D. Horkan1, B. Wang1, Y. Li1, Z. Liu1, O. Velazquez1 1University Of Miami,Division Of Vascular And Endovascular Surgery, Department Of Surgery, Leonard M. Miller School Of Medicine,Miami, FL, USA
Introduction: Diabetes mellitus (diabetes) is the most common metabolic disorder in the United States affecting an estimated 29 million Americans. In diabetes, pancreatic islet injury results in disordered glucose metabolism leading to ischemic heart disease, peripheral arterial disease, and renal damage which are responsible for morbidity and mortality. Current therapies show promise for cure, but are limited due to emphasis on replacement of or compensation for the dysfunctional pancreatic islet rather than repair of damaged islet tissue. Mesenchymal stem cells (MSC) carry high therapeutic potential for tissue regeneration and are ideal therapeutic tools for repairing damaged pancreatic islet. Herein, we tested the effect on hyperglycemia of a novel stem cells-based therapy using nanocarrier-modified MSC for targeted repair of injured pancreatic islet in a mouse model of type 1 diabetes.
Methods: Bone marrow cells were harvested from C57BL6 mice and cultured in MesenCult™ medium to selectively enrich MSC. Cultured MSC were modified with a cell membrane-bound nanocarrier composed of poly(amidoamine) (PAMAM) dendrimer coupled with either a specific adhesion molecule or albumin as control. These nanocarrier–modified MSC selectively associate with counterpart adhesion molecules highly or selectively expressed on the inflamed islet endothelium of recipient diabetic mice, which are streptozocin-induced C57BL6. Low-dose intraperitoneal injection of streptozocin induces type 1 diabetes with concurrent islet inflammation. 1 x 10^6 nanocarrier (PAMAM-adhesion molecule)- versus control nanocarrier (PAMAM-albumin)-modified MSC were infused into recipient diabetic mice via the tail vein (N=5/group) at two and five weeks post-streptozocin induction. For each group, blood glucose levels (BG) were measured at baseline and weekly thereafter.
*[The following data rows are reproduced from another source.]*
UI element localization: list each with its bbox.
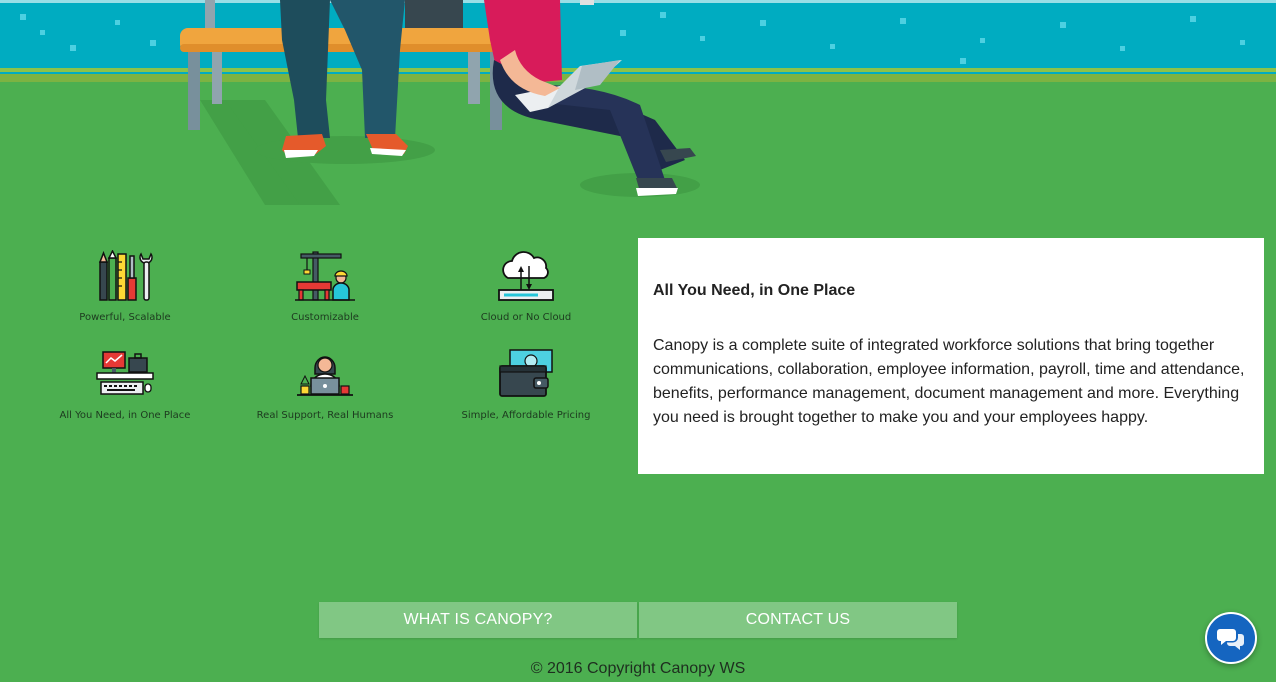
copyright-text: © 2016 Copyright Canopy WS: [530, 660, 746, 677]
feature-customizable[interactable]: Customizable: [225, 250, 425, 323]
feature-label: Simple, Affordable Pricing: [461, 410, 591, 421]
feature-all-in-one-place[interactable]: All You Need, in One Place: [25, 348, 225, 421]
info-card-title: All You Need, in One Place: [653, 282, 856, 299]
feature-label: Powerful, Scalable: [79, 312, 171, 323]
workstation-icon: [96, 351, 154, 395]
hero-illustration: [0, 0, 1276, 215]
feature-real-support[interactable]: Real Support, Real Humans: [225, 348, 425, 421]
info-card-body: Canopy is a complete suite of integrated…: [653, 337, 1245, 426]
feature-cloud-or-no-cloud[interactable]: Cloud or No Cloud: [426, 250, 626, 323]
feature-label: Real Support, Real Humans: [256, 410, 394, 421]
contact-us-button[interactable]: CONTACT US: [639, 602, 957, 638]
feature-powerful-scalable[interactable]: Powerful, Scalable: [25, 250, 225, 323]
chat-bubbles-icon: [1217, 629, 1244, 650]
feature-label: Cloud or No Cloud: [480, 312, 572, 323]
tools-icon: [98, 250, 153, 301]
feature-label: Customizable: [291, 312, 359, 323]
construction-crane-icon: [295, 251, 355, 301]
cloud-sync-icon: [498, 251, 554, 301]
feature-affordable-pricing[interactable]: Simple, Affordable Pricing: [426, 348, 626, 421]
chat-button[interactable]: [1205, 612, 1257, 664]
info-card: All You Need, in One Place Canopy is a c…: [638, 238, 1264, 474]
feature-label: All You Need, in One Place: [59, 410, 191, 421]
page: Powerful, Scalable Customizable Cloud or…: [0, 0, 1276, 682]
support-agent-icon: [297, 356, 353, 396]
wallet-icon: [499, 349, 553, 397]
what-is-canopy-button[interactable]: WHAT IS CANOPY?: [319, 602, 637, 638]
bottom-nav: WHAT IS CANOPY? CONTACT US: [319, 602, 957, 638]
Results: At baseline, mean BG values for control and experimental groups were euglycemic with no statistically significant difference (98 mg/dL vs 101, ρ = 0.35). One week post-streptozocin induction, mean BG for both groups showed hyperglycemia with no statistical difference (456 vs 444, ρ = 0.36). At seven weeks post-streptozocin induction, control group mice showed statistically significant higher mean BG compared to experiment group (548 vs 362, ρ = 0.02).
Conclusion: In our murine model of type 1 diabetes, systemic administration of nanocarrier-modified MSC showed significantly improved hyperglycemia compared to administration of control MSC. Our results revealed a promising therapeutic effect of nanocarrier-modified MSC on improving hyperglycemia, which is presumably achieved through targeted repair of inflamed/injured pancreatic islet. Notably, however, this therapy failed to normalize blood glucose levels after eight weeks of follow-up. It may be that administration of nanocarrier-modified MSC earlier in the inflammatory process could lead to repair of islet and normalization of glucose levels in diabetes.